This is a Ruby on Rails application that demonstrates how to implement file upload using Active Storage and perform Optical Character Recognition (OCR) using the rtesseract
gem.
- Upload files (e.g., images, PDFs) using Active Storage
- Perform OCR on uploaded files to extract text
- Display the extracted text on the document show page
- Ruby 3.0.0 or later
- Rails 6.0 or later
- Tesseract OCR
- Tesseract language pack (optional, for additional languages)

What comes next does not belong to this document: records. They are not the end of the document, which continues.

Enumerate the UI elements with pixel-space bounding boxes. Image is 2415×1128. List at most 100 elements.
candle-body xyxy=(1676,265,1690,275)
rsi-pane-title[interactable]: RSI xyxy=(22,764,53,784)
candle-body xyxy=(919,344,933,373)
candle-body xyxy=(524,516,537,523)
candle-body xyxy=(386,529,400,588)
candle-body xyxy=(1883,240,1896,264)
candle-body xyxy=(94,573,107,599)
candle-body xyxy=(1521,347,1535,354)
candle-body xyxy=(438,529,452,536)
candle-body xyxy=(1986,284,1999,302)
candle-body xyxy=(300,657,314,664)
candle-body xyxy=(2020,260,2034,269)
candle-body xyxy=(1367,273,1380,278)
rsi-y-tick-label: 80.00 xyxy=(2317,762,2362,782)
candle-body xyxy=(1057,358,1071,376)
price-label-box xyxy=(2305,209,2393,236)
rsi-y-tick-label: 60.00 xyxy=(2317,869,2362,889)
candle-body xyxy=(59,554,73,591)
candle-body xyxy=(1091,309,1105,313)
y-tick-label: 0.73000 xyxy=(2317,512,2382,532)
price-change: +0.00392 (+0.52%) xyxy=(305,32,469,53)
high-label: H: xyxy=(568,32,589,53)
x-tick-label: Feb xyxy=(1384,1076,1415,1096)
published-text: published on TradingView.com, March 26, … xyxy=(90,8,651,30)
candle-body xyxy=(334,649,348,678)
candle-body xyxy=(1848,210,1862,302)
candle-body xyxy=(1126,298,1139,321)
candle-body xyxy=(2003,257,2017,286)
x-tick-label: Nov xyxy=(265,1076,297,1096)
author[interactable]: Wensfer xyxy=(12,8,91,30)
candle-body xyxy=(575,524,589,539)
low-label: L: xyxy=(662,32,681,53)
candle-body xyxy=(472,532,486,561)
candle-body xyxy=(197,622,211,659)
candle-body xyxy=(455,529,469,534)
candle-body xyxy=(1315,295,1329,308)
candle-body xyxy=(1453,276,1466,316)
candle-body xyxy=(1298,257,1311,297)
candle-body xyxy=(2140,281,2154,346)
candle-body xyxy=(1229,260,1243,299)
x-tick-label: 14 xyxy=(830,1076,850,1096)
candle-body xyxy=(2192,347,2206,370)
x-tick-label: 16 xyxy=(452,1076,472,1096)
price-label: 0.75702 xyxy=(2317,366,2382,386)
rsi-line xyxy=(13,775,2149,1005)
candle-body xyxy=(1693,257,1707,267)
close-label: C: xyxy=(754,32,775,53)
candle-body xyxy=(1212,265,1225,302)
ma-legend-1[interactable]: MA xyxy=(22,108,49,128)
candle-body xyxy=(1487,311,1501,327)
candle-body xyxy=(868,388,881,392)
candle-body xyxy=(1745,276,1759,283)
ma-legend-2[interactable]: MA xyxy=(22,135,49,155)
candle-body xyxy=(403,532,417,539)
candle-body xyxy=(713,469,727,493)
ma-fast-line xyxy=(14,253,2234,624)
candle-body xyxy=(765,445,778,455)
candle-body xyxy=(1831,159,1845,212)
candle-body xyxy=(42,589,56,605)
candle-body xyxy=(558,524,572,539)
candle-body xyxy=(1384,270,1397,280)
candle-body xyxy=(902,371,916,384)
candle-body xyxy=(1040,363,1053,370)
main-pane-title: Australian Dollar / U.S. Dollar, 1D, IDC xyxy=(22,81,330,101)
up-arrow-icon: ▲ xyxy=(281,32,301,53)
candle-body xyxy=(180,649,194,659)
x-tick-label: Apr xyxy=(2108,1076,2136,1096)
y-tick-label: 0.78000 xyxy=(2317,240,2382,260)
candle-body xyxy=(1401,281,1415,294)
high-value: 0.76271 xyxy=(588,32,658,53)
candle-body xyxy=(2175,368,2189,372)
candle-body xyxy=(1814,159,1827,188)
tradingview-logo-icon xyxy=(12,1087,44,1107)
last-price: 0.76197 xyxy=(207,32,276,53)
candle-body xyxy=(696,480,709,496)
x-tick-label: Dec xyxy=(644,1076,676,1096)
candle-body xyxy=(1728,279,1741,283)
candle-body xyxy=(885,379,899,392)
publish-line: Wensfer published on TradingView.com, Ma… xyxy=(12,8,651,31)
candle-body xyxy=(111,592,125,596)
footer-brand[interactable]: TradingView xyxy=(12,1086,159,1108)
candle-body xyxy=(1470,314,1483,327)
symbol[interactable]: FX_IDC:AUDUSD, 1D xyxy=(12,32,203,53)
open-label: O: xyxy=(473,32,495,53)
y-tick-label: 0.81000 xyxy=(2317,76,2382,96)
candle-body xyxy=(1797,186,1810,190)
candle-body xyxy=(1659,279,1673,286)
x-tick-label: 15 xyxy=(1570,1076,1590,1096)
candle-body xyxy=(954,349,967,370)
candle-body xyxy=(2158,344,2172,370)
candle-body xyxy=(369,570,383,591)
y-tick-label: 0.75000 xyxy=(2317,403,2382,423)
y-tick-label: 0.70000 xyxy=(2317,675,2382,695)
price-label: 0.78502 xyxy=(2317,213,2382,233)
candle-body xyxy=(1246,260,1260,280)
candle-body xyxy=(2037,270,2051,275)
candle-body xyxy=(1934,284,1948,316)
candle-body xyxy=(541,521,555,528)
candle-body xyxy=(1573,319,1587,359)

Ensure you have the following installed:
- Ruby
- Rails
- Tesseract OCR
macOS:
brew install tesseract
brew install tesseract-lang
Ubuntu:
sudo apt-get install tesseract-ocr
sudo apt-get install tesseract-ocr-<lang-code>
Windows:
Download the installer from the Tesseract at UB Mannheim page and follow the installation instructions. For additional languages, download the appropriate language pack files.
- Clone the repository:
git clone https://github.com/your-username/rails-file-upload-ocr.git
cd rails-file-upload-ocr
- Install dependencies:
bundle install
- Set up the database:
rails db:create
rails db:migrate
- Start the Rails server:
./bin/dev
-
Navigate to
http://localhost:3000
in your web browser. -
Upload a new document by visiting
http://localhost:3000/documents/new
. -
After uploading, the OCR text will be displayed on the document show page.
app/models/document.rb
: Model representing the Document with file attachment and OCR method.app/controllers/documents_controller.rb
: Controller handling document upload and OCR.app/views/documents/new.html.erb
: Form for uploading a new document.app/views/documents/show.html.erb
: View displaying the uploaded document and OCR text.
- Fork the repository
- Create your feature branch (
git checkout -b feature/new-feature
) - Commit your changes (
git commit -m 'Add some feature'
) - Push to the branch (
git push origin feature/new-feature
) - Open a pull request
This project is licensed under the MIT License.